Nous vous conseillons de regarder le documentaire de Josh Fox "Gasland" sur http://lorgues-veillecitoyenne.over-blog.com/ext/http://www.agoravox.tv/actualites/environnement/article/gasland-fracturation-hydraulique-28931
Ce document fait actuellement beaucoup de bruit aux Etats Unis.
En France, les exploitants s'efforcent d'être rassurants. Total affirme
être pour l'instant dans une phase d'analyse de données par ses géologues. Si les résultats de la phase de cinq ans (plutôt 1 ou 2 ans) sont positifs, il faut, généralement, quatre ans
de plus pour mettre en place l'extraction d'hydrocarbures. Cette déclaration est tempérée par le fait que pour le gaz de schiste, le forage des puits peut être très rapide et extensif.
Rassurant, le groupe Total se propose d'engager un "dialogue important avec les populations riveraines". Question : pourquoi n'engage-t-il pas ce
dialogue avant de faire des recherches longues et très coûteuses ? Probablement parce que ce dialogue ne sera qu'une farce, un alibi , une bonne conscience qui n'entravera en rien l'exploitation
du gaz de schiste.
Mais Total, peu sûr de lui, a tout prévu : en cas de nuisances (preuve que cet exploitant reconnait qu'il puisse y en avoir), la notice d'impact
donne aux habitants "la possibilité d'introduire un dossier auprès du Mécénat Total pour des actions patrimoniales ou culturelles". L'honneur est sauf !
La position de la ministre de l'environnement actuelle Nathalie
Kosciusko-Morizet est pour le moins ambigüe. Citons là : "Un moratoire n'est pas possible, le code minier ne le permet pas, mais vous pouvez compter sur ma vigilance pour que nous ne
voyions pas en France le type de paysage désolé auquel une exploitation sans retenue et sans contrainte environnementale a conduit les Etats Unis". Il semblerait
que la ministre compte bien que, d'ici là, pour la prospection en France, une autre technique d'exploitation voit le jour. On peut rêver.

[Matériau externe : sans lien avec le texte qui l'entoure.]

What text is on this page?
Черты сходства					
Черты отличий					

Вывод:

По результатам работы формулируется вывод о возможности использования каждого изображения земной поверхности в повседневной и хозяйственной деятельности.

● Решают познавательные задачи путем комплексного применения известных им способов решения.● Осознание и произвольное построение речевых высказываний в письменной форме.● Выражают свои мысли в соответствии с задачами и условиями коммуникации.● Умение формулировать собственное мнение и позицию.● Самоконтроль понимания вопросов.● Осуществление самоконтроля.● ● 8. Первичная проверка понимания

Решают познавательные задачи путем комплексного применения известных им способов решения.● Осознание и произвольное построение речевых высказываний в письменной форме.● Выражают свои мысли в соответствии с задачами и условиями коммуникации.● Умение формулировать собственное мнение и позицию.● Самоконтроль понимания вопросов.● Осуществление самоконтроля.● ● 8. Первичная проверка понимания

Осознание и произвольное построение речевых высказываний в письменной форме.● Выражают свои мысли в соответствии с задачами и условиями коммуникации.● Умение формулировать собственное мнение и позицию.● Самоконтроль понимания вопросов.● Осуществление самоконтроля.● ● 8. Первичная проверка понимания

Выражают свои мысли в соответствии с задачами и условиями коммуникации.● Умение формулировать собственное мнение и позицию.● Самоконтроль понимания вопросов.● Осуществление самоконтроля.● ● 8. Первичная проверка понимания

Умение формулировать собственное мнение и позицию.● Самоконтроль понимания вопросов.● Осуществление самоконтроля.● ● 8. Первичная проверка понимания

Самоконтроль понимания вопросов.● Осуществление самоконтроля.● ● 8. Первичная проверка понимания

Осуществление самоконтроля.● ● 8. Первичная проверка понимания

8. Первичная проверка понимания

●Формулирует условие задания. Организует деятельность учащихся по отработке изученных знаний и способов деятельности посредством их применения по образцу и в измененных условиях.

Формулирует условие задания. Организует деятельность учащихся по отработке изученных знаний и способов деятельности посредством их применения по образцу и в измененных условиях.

De toute façon, il n'est pas sûr du tout que la rentabilité de l'exploitation du gaz de schiste en France
soit à la hauteur de celle constatée aux Etats Unis. Nous passerons sur un aspect beaucoup plus vénal du problème, c'est le partage du gâteau entre les compagnies françaises et américaines. Les
montages financiers sont complexes, mais n'oublions pas que la seule technique connue à ce jour est détenue par les compagnies américaines, donc incontournable.
Au niveau du département du Gard, il serait souhaitable, que, sur un sujet aussi important, on assiste à une mobilisation du Conseil Général (le
conseil général de l'Hérault s'est prononcé contre ce type d'exploitation) et surtout que les candidats aux cantonales du canton de Barjac s'expriment sur le sujet, fassent
front commun contre ce qui se met en place et provoquent le débat en dehors de toute polémique.

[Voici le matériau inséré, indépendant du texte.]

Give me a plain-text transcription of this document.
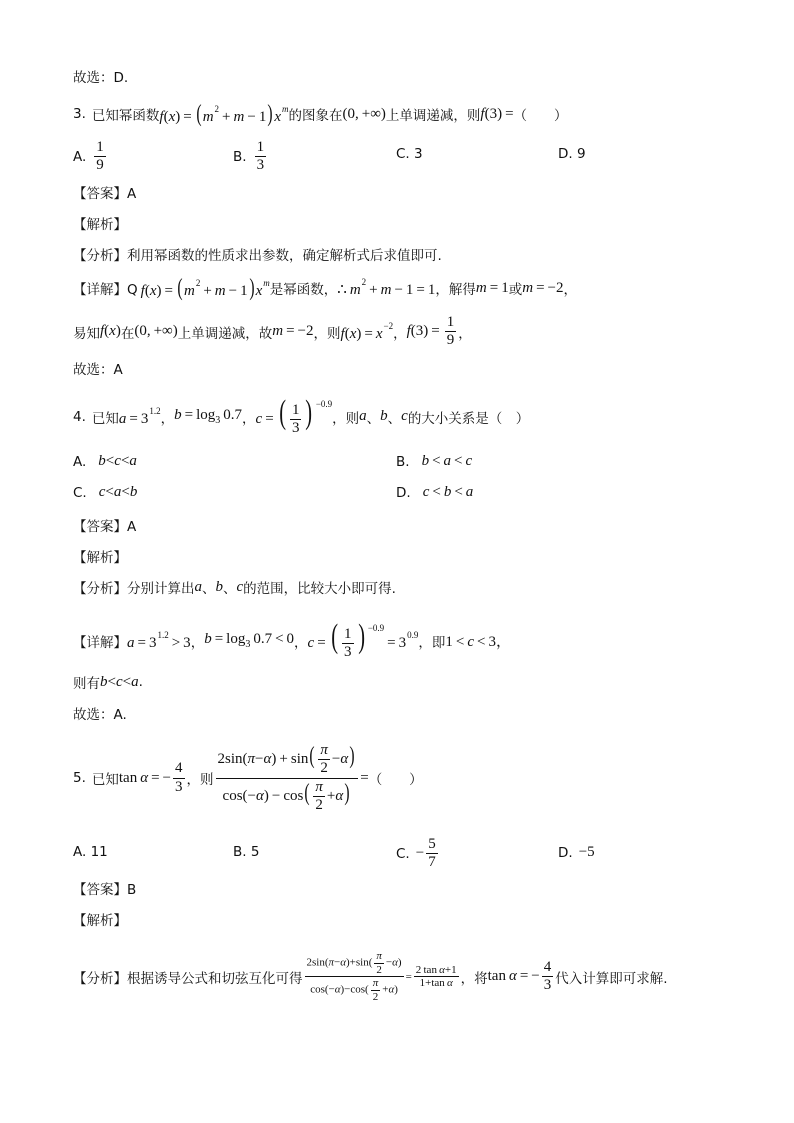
故选：D.
3. 已知幂函数 $f(x) = (m^2 + m - 1)x^m$ 的图象在 (0, +∞) 上单调递减，则 f(3) = （　　）
A. $\frac{1}{9}$	B. $\frac{1}{3}$	C. 3	D. 9
【答案】A
【解析】
【分析】利用幂函数的性质求出参数，确定解析式后求值即可.
【详解】Q
  $f(x) = (m^2 + m - 1)x^m$ 是幂函数， ∴ $m^2 + m - 1 = 1$ ，解得 m = 1 或 m = −2 ，
易知 f(x) 在 (0, +∞) 上单调递减，故 m = −2 ，则 $f(x) = x^{-2}$ ， $f(3) = \frac{1}{9}$ ，
故选：A
4. 已知 $a = 3^{1.2}$ ， $b = \log_3 0.7$ ， c = ( $\frac{1}{3}$ ) $^{-0.9}$
，则 a 、 b 、 c 的大小关系是（　）
A. b<c<a	B. b < a < c
C. c<a<b	D. c < b < a
【答案】A
【解析】
【分析】分别计算出 a 、 b 、 c 的范围，比较大小即可得.
【详解】 $a = 3^{1.2} > 3$ ， $b = \log_3 0.7 < 0$ ， c = ( $\frac{1}{3}$ ) $^{-0.9} = 3^{0.9}$ ，即 1 < c < 3，
则有 b<c<a .
故选：A.
5. 已知 tan α = − $\frac{4}{3}$ ，则 $\frac{2\sin(\pi-\alpha) + \sin( \frac{\pi}{2} -\alpha)}{\cos(-\alpha) - \cos( \frac{\pi}{2} +\alpha)}$ = （　　）
A. 11	B. 5	C. − $\frac{5}{7}$	D. −5
【答案】B
【解析】
【分析】根据诱导公式和切弦互化可得 $\frac{2\sin(\pi-\alpha)+\sin( \frac{\pi}{2} -\alpha)}{\cos(-\alpha)-\cos( \frac{\pi}{2} +\alpha)} = \frac{\text{2 tan α+1}}{\text{1+tan α}}$ ，将 tan α = − $\frac{4}{3}$ 代入计算即可求解.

N'oublions pas que, en plus de la basse Ardèche citée précédemment, la plaine d'Alès est concernée pour un territoire de 503 km2
couvrant 40 communes dont Allègre les Fumades, Bessèges, Courry, Le Martinet, Les Mages, Potelières, Saint Ambroix, Saint Victor de Malcap, etc ... .
Nous sommes tous concernés. Des débats, de l'information, des prises de position claires et la prise en compte de l'avis des populations
concernées doivent intervenir avant toutes les études qui pourraient être faites par les exploitants dans le sous sol de notre région. Mesdames et messieurs les élus actuels et futurs, nous
comptons sur vous. Il en est de votre responsabilité. C'est votre crédibilité qui est en question. Mais, c'est aussi et surtout l'avenir de notre Région.
John Doe
(1) Kérogène : forme sous laquelle se présente la majeure partie de la
matière organique fossilisée dans les roches.
(2) Aquifère : formation géologique perméable où s'écoule une nappe d'eau
souterraine.
(3) Karstique : relief particulier aux régions calcaires et résultant de
l'action , en grande partie souterraine, d'eaux qui dissolvent le carbonate de calcium (formation de grottes, avens, etc ..).